Created on 12-11-2016 02:37 AM - edited 08-18-2019 06:18 AM
Hi everyone reading this.
As you can see, the main subject of this post is to get tips from you all for taking the best decision.
I've been working with Hortonworks Sandbox 2,5 since a month ago.
I've been playing with Flume, collecting data from twitter and trying to transform it into a readable format inside a Hive Table.
Streaming-twitter-data-using-flume/
Until now, i successfully loaded data into Hive table (called tweets) using this guide Tweets using Hive
My problem is the following.
It's not easy for me at this step to select and process data. I would like to make it more readable (is it possible? if so, can you tell me how?). Also, would like to filter data.
I want to now, for example:
1.List most used words 2.List most used time for tweeting 3.List active users and so on...
Any technique, technology is welcome. I am trying to learn as fast as i can, but your help will be always welcome.
Let's work together if you want, you're welcome.
Regards,
Cristian
Created 12-11-2016 02:44 AM
I highly recommend you use Apache NiFi instead of flume for most if not all data movement into and out of hadoop.
For your use case, there is a prebuilt nifi template to push tweets to hive and solr (for searching and trending)
If you want further analysis (ie most used words), this can be done several ways.
1. for real time, use spark streaming with nifi. microbatch your counts
2. batch, run hive sql from nifi
3. batch, call hive script from nifi to calculate analysis every x internal
4. batch, setup oozie job to calculate analysis every internal (may be kicked off from nifi as well).
so you have options. hope that helps.
Created 12-11-2016 02:44 AM
I highly recommend you use Apache NiFi instead of flume for most if not all data movement into and out of hadoop.
For your use case, there is a prebuilt nifi template to push tweets to hive and solr (for searching and trending)
If you want further analysis (ie most used words), this can be done several ways.
1. for real time, use spark streaming with nifi. microbatch your counts
2. batch, run hive sql from nifi
3. batch, call hive script from nifi to calculate analysis every x internal
4. batch, setup oozie job to calculate analysis every internal (may be kicked off from nifi as well).

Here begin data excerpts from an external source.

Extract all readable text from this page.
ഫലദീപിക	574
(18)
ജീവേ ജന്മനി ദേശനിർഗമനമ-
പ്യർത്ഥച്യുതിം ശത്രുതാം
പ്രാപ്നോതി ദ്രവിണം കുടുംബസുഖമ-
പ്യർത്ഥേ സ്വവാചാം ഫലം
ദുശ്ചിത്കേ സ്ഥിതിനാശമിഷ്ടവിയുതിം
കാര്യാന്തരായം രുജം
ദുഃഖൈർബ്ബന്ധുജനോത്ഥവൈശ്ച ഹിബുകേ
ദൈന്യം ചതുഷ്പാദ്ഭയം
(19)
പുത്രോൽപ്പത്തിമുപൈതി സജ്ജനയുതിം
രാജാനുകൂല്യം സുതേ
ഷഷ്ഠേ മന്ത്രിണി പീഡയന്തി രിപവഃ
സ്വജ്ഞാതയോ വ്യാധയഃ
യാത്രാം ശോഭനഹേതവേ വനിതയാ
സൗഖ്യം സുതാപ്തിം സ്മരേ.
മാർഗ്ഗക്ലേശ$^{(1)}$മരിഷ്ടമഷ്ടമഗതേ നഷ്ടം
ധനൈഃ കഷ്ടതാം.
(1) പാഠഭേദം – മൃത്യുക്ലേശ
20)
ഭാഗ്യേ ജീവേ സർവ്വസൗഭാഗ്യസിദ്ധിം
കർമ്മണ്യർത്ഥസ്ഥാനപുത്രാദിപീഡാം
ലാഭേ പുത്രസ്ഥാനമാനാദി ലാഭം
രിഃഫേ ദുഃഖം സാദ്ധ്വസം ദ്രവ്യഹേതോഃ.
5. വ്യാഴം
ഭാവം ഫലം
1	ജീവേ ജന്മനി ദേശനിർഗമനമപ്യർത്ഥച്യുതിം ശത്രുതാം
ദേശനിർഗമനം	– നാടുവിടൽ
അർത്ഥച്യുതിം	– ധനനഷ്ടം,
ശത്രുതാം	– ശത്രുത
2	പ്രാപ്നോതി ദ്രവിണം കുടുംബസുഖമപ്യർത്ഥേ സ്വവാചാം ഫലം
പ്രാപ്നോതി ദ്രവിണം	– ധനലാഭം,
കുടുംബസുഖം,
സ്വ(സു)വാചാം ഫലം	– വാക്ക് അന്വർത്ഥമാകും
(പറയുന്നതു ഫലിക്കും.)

so you have options. hope that helps.
Created 12-12-2016 02:26 AM
Dear Sunile,
First of all. Thanks for answering my question. I really appreciate your recommendation, i'll definitely use NiFi next time.
For my use case, what do you think about trying to process data with Hive? I'm thinking about creating new tables and then inserting data filtered with the parameters of my interest (as i explained before).
I'd like to know if there is a best practice (or alternative like programming something in java for Hadoop, or scala for Spark) to continue transforming data through the path that i have chosen and get results.
Regards
Created 12-13-2016 04:05 PM
You def use hive but you are not using the easy button. "best practice" is a abused term in our industry. I say a best practice for customer A may not be best practice for customer B. Its all about cluster size, hardware config, and use case which applies the "best practice" for again your specific use case. if you want to transform data the entire industry is moving to Spark. Spark is nice since it has multipule api for the same dataset. I recommend you open another HCC question if you are looking for a "best practice" on a specfic use case. I recommend NiFi for what you have identified.